All the master/etcd nodes will need to be accessed via SSH. If SSH access is unavailable, the nodes must be accessed via the console or other remote access method. You should have root or sudo access to the nodes.

Before proceeding, capture logs from all master/etcd nodes

Before proceeding, it is recommended to capture logs from all master/etcd nodes. This can be done by running the following command on each master/etcd node:

curl -Ls rnch.io/rancher2_logs | bash

This will create a tarball of the logs in the /tmp directory. If needed, the tarball can be copied off the node and extracted for review.
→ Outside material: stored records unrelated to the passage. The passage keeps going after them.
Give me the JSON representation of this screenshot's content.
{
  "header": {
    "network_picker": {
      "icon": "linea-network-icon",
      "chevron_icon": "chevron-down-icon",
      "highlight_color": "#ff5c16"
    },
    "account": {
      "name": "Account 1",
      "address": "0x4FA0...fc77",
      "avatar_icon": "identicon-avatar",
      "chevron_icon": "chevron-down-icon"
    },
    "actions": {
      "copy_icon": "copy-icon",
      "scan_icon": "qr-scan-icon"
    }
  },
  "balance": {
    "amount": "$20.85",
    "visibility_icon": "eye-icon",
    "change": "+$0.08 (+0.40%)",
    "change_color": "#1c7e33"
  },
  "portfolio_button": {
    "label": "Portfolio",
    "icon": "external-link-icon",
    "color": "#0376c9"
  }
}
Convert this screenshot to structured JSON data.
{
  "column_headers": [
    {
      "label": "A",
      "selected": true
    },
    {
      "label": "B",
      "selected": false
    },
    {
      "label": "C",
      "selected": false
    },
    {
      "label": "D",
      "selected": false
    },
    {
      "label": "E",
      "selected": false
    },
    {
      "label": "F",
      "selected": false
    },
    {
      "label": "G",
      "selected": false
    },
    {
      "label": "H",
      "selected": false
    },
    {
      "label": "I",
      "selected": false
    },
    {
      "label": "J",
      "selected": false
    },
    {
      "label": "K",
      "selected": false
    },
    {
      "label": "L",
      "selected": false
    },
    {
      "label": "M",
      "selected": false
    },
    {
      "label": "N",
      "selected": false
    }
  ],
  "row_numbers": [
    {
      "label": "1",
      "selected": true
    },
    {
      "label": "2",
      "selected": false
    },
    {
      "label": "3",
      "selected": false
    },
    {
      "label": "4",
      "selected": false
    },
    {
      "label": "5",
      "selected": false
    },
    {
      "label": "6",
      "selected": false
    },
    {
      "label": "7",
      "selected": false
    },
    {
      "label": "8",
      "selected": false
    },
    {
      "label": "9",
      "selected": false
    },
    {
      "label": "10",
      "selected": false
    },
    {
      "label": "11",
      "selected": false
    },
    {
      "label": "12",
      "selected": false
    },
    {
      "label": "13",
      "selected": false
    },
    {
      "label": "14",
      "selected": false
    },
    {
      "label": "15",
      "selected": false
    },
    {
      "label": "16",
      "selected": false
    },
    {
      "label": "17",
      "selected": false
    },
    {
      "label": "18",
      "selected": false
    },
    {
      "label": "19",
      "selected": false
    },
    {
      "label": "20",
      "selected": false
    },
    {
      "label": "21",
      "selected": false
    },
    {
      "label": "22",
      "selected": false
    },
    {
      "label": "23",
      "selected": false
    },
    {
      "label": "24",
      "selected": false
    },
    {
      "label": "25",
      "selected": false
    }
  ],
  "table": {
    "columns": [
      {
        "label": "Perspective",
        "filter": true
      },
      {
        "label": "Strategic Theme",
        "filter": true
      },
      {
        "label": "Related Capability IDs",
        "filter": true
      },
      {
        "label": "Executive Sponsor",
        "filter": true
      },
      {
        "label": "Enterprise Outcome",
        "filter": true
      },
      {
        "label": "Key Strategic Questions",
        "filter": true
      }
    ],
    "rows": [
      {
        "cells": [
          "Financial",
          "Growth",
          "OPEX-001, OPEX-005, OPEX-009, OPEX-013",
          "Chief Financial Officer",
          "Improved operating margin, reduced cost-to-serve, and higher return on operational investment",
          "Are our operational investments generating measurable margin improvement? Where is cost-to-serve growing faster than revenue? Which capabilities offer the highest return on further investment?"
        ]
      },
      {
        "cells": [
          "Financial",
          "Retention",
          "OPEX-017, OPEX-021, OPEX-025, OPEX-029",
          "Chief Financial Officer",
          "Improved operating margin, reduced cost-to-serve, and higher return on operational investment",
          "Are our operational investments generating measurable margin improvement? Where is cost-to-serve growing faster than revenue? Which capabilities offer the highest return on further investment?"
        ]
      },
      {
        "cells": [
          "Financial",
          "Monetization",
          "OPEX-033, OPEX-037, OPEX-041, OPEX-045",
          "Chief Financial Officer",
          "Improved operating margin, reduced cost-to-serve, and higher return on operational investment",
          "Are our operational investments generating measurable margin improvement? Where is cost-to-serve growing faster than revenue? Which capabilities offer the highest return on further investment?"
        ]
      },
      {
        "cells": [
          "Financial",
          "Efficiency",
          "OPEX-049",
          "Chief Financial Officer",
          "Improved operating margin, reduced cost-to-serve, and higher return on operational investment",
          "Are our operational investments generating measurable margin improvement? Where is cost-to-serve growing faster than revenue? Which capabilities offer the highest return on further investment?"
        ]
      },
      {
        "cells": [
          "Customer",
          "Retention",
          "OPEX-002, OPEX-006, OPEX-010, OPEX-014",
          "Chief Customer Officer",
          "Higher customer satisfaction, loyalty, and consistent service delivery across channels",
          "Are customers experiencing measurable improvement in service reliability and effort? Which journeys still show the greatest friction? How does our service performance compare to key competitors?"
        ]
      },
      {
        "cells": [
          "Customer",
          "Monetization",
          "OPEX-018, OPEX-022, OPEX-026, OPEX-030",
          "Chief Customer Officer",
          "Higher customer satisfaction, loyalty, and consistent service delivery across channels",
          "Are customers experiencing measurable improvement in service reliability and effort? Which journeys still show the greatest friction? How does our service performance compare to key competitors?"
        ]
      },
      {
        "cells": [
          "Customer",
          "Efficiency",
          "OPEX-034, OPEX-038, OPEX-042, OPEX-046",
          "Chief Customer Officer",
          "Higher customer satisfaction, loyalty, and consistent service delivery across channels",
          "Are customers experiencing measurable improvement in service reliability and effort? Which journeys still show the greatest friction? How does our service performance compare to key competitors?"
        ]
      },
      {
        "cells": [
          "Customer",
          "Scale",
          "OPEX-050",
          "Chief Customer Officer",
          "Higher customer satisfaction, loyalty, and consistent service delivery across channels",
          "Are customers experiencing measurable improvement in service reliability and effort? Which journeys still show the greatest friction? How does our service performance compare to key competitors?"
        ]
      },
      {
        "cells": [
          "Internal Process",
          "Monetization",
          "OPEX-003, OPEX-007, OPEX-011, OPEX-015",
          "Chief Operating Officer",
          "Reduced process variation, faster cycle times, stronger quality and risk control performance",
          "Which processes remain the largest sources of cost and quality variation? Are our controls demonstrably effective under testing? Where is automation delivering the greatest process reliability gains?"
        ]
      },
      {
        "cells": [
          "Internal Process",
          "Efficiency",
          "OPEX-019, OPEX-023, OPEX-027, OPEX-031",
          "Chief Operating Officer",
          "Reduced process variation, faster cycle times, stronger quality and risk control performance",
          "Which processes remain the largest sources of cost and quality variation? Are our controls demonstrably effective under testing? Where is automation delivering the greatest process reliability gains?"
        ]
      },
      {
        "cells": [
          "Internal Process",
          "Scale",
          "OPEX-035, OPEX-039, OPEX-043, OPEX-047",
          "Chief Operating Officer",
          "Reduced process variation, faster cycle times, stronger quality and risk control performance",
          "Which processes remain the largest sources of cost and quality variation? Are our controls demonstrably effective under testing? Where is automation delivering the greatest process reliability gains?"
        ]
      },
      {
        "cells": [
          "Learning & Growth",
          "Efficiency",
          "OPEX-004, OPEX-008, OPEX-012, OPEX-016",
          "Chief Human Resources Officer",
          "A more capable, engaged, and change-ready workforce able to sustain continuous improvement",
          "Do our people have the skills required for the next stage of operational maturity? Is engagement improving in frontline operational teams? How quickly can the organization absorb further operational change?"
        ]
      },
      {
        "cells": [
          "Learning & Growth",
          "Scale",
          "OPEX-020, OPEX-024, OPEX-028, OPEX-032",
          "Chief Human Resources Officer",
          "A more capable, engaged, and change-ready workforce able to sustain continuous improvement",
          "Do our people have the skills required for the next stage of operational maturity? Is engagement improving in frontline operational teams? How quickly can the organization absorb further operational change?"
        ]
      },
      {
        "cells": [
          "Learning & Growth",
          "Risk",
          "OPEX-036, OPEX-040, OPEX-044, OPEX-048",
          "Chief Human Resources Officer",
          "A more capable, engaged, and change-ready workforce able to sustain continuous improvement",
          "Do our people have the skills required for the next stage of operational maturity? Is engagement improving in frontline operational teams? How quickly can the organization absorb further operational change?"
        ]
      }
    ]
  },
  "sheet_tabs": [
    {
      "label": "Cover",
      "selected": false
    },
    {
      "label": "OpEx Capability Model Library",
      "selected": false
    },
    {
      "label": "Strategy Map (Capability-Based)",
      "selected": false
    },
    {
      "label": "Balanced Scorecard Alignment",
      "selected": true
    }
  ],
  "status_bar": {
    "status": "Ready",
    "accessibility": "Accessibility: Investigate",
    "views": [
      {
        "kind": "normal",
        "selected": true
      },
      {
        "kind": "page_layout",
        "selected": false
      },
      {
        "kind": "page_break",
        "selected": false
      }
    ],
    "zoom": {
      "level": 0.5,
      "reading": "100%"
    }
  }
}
This is very important to do before proceeding, as the following steps will remove the etcd data directory, and the logs will be lost, so things like an RCA will be much more difficult.

Find out if there is still an etcd member running

The first step is to determine if an etcd member is still running. This can be done by running the following command on each master/etcd node:

export CRI_CONFIG_FILE=/var/lib/rancher/rke2/agent/etc/crictl.yaml
/var/lib/rancher/rke2/bin/crictl ps | grep etcd

If an etcd member is running, the output will look similar to the following:

root@node01:~# /var/lib/rancher/rke2/bin/crictl ps | grep etcd
fa1044d38fb23       c6b7a4f2f79b2       9 minutes ago       Running             etcd                       0                   a62dd384073b0       etcd-node01
root@node01:~# 

If no etcd member is running, the output will look similar to the following:

root@node03:~# /var/lib/rancher/rke2/bin/crictl ps | grep etcd
E1011 03:53:13.983145  356361 remote_runtime.go:390] "ListContainers with filter from runtime service failed" err="rpc error: code = Unavailable desc = connection error: desc = \"transport: Error while dialing dial unix /run/k3s/containerd/containerd.sock: connect: connection refused\"" filter="&ContainerFilter{Id:,State:&ContainerStateValue{State:CONTAINER_RUNNING,},PodSandboxId:,LabelSelector:map[string]string{},}"
FATA[0000] listing containers: rpc error: code = Unavailable desc = connection error: desc = "transport: Error while dialing dial unix /run/k3s/containerd/containerd.sock: connect: connection refused" 
root@node03:~# 

If an etcd member is running, then that node will be used to recover the etcd cluster. For the rest of this guide, we are going to assume that node01 is our sole surviving etcd member.

NOTE If no etcd members are running, we must see who has the most recent etcd data. This can be done by running the following command on each master/etcd node:

ls -l /var/lib/rancher/rke2/server/db/etcd/member/wal/

Backup the etcd data directory

The next step is to back up the etcd data directory. This can be done by running the following command on all master/etcd nodes:

tar -czvf ~/etcd-backup.tar.gz /var/lib/rancher/rke2/server/db/snapshots

This will create a tarball of the etcd data directory in the user’s home directory running the command.

We also need to grab the token for the cluster as that is the encryption key for the etcd data. This can be done by running the following command on any master/etcd node:

cat /var/lib/rancher/rke2/server/token

This will output the token for the cluster.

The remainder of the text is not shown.